C’è una canzone di De André che ha segnato il suo percorso?
«Ce ne sono tante. È come chiedere quale canzone preferisci di Steve Wonder. È un autore estremamente complesso. Se ascolti un brano come “E fu la notte”, può essere la cosa più sentimentale e al tempo stesso la cosa più violenta. O se pensi a “Se ti tagliassero a pezzetti”, capisci che stai dando la biada almeno sei generazioni».

Il jazz è il suo grande amore insieme alla musica classica.
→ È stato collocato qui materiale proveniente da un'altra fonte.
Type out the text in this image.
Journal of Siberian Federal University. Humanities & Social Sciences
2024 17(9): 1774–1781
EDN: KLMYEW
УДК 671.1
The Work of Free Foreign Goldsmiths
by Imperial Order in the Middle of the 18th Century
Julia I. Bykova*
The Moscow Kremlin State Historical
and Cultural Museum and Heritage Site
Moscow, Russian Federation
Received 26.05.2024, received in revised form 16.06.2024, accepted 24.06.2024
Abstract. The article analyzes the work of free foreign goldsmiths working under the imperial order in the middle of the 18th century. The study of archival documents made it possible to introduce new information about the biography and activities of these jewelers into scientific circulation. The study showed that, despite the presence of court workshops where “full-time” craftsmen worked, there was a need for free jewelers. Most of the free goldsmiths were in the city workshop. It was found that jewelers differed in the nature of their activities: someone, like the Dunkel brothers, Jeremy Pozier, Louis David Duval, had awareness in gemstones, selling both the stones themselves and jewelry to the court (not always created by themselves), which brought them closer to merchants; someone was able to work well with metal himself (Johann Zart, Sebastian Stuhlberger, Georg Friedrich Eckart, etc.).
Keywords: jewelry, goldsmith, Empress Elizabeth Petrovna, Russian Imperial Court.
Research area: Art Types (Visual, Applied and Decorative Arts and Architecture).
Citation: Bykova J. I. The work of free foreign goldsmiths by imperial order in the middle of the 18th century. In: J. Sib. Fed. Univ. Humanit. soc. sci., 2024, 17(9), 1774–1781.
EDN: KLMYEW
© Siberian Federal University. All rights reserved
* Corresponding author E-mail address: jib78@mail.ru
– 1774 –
Si è formata al conservatorio Giuseppe Verdi di Milano, al violoncello. Poi nel coro delle voci bianche del Teatro alla Scala. Tra le grandi cantanti della musica afroamericana a chi si sente più vicina? Billie Holiday, Ella Fitzgerald o Nina Simone?
«Un ibrido fra tutte e tre. Billie per me è una specie di divinità, aveva un lato oscuro che alla fine l’ha divorata, per quanto vogliamo essere romantici. Nina Simone ha lottato tanto per tutta la vita, la sua forza le ha permesso di durare. Ella Fitzgerald invece è una delle poche artiste musicali a non essere finita male. Vorrei avere un briciolo della sua modernità stilistica».

A proposito di Sanremo torniamo al 2010, lei al centro di una clamorosa protesta degli orchestrali contro la sua esclusione. Cosa ricorda di quell’episodio?
«La telefonata di mia madre che mi dice: “Anche stavolta sei riuscita a metterti nei guai” (ride). Ricordo un'adrenalina incredibile, era il mio secondo Sanremo, la protesta dell’orchestra era totalmente inaspettata».

Oggi si parla di lei come possibile co-conduttrice insieme ad Amadeus. Cosa c’è di vero?
«Non è un’ipotesi. In una intervista mi hanno chiesto se mi avrebbe fatto piacere condurre il Festival di Sanremo: ho risposto che solo un'oca direbbe di no. Ho fatto musical, televisione, dischi. Insomma, potrei essere una buona candidata. Parlo anche le lingue».

Durante e dopo l’ultima edizione del Festival di Sanremo, malgrado gli ascolti record Amadeus è stato attaccato dalla destra. Per il bacio tra Fedez e Rosa Chemical, il calcio di Blanco, le esternazioni troppo schierate. Cosa ne pensa?
«Ultimamente parliamo tutti troppo. Viviamo nell'era del lancio dell'opinione senza sostanza. La polemica è sempre esistita, anzi crea evoluzione, ma oggi riempiamo troppi spazi con il nulla e questo mi deprime un po’. Detto questo una cosa è certa: Amadeus negli anni ha preso in mano il Festival ed è riuscito - dico una banalità - a renderlo appetibile per tanti tipi di pubblico. Che so, ha portato i fan di Lazza a conoscere I cugini di campagna e viceversa. Non è una cosa da poco».

A proposito di diversità, suo padre è marocchino, sua madre italiana. C’è razzismo nel mondo della musica?
«Non saprei. Non ho mai provato nulla del genere sulla mia pelle, anche perché sono talmente milanese…Mi dicono che per cinque minuti al giorno si vede che vengo da viale Ungheria, quando non riesco più a controllare la “ruspanza” e tutta la mia aplomb da signorina del centro viene smascherata. Su questo argomento tuttavia voglio dire una cosa, anche se la mia esperienza tutto sommato non è così importante. In ogni caso ho la fortuna di essere figlia di due culture: avendo una madre italiana, non ho mai avuto problemi di documenti, ma invece vedo che a Milano, ma anche nelle altre grandi città credo, è piena di italiani che non vengono considerati tali. Questo è un problema che va risolto, è urgente, non si può continuare a crescere generazioni che si sentono escluse».